= Jiří Kollert =

Czech republic pianist

Jiří Kollert (born 2 April 1974 in Brno) is a Czech pianist.

== Biography ==
Graduated from Prague Conservatoire and from Academy of Performing Arts in Prague, he studied also in Paris with Eugen Indjic and with Germaine Mounier, professor at Conservatoire de Paris. He worked with renowned professors as The Juilliard School's Jerome Lowenthal and other outstanding artists.

Jiří Kollert has performed across Europe and in Japan. He has collaborated with leading conductors including Jiří Bělohlávek, Leoš Svárovský, Jakub Hrůša, Serge Baudo, Sachio Fujioka. He performed with Czech Philharmonic Orchestra, Prague Radio Symphony Orchestra, Prague Symphonic Orchestra, Prague Philharmonia, Slovak Philharmonic, New Japan Philharmonic Orchestra, Kanagawa Philharmonic and others. He was invited to perform at international festivals as Prague Spring International Music Festival, Martinů, Yokohama International Piano Concert, EXPO 2005 in Aichi etc.

He has been also a performer of Czech music by Japanese company Octavia Records. His first release was an album of Bohuslav Martinů’s piano works followed by a CD of compositions by Josef Suk. At the same time he edited an album of Suk’s piano works for Zen-on publishing house. In the “Mozart year” of 2006 he participated at numerous projects e.g. recording of CD with Czech Philharmonic Orchestra and a number of concertos and recitals.
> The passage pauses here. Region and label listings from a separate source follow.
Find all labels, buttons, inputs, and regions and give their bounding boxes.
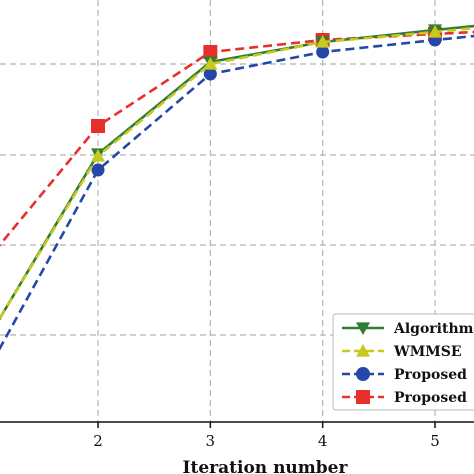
legend-label: Proposed <box>394 367 467 383</box>
data-point-circle <box>203 67 217 81</box>
data-point-square <box>356 390 370 404</box>
legend-box <box>332 313 474 411</box>
x-axis-title: Iteration number <box>183 458 349 474</box>
legend-label: WMMSE <box>393 344 462 360</box>
legend-label: Proposed <box>394 390 467 406</box>
series-triangle-down <box>0 24 474 321</box>
data-point-square <box>203 45 218 59</box>
series-triangle-up <box>0 25 474 321</box>
series-square <box>0 27 474 247</box>
data-point-triangle-up <box>428 25 442 38</box>
data-point-square <box>91 119 105 133</box>
series-layer <box>0 24 474 351</box>
data-point-triangle-up <box>203 57 218 70</box>
legend: Algorithm WMMSE Proposed Proposed <box>332 313 474 411</box>
data-point-triangle-up <box>91 149 105 162</box>
data-point-triangle-up <box>356 344 370 357</box>
series-circle <box>0 33 474 351</box>
x-tick-label: 4 <box>318 432 328 450</box>
series-line <box>0 34 474 351</box>
data-point-circle <box>91 163 105 177</box>
x-ticks: 2 3 4 5 <box>93 422 440 450</box>
legend-label: Algorithm <box>393 321 474 337</box>
data-point-circle <box>356 367 370 381</box>
x-tick-label: 2 <box>93 432 103 450</box>
series-line <box>0 26 474 321</box>
series-line <box>0 24 474 321</box>
x-tick-label: 3 <box>206 432 216 450</box>
data-point-triangle-down <box>356 322 370 335</box>
data-point-circle <box>316 45 330 59</box>
series-line <box>0 30 474 247</box>
x-tick-label: 5 <box>430 432 440 450</box>
data-point-triangle-up <box>315 35 330 48</box>
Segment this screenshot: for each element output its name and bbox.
Jiří made a set of recordings with Czech music for Japanese TV NHK. The program called “PianoPia” introduced beauties of piano music performed by world's pianists. Kollert's success was included performances to selection of “Pianopia” programs released on its DVD by Sony Music International.

Next to concert career he is also often invited to give masterclasses and to serve in piano competitions’ jury.

== Recordings ==
Bohuslav Martinů - Piano Works (Octavia Records)

Josef Suk - Piano Works (Octavia Records)

W.A.Mozart - Piano Concerto A major K.414, Czech Philharmonic Orchestra (Classical V.A.) SACD Hybrid

W.A.Mozart - Piano Concerto C major K. 467, Czech Philharmonic Orchestra (Phantom)

Pianopia ぴあのピア Vol.8 (Sony Music International)

== Press ==
- Kučerová, Marie Jenovéfa: Jiří Kollert (Harmonie 2005, č. 4, s. 11).
- Pokorný, Petr: Jiří Kollert v Rudolfinu (Hudební rozhledy 5, 2005, č. 5, s. 12–13).
- Procházková, Květa: Vyslanec Bohuslava Martinů v Japonsku (Týdeník Rozhlas, č. 33, 7. 8. 2006).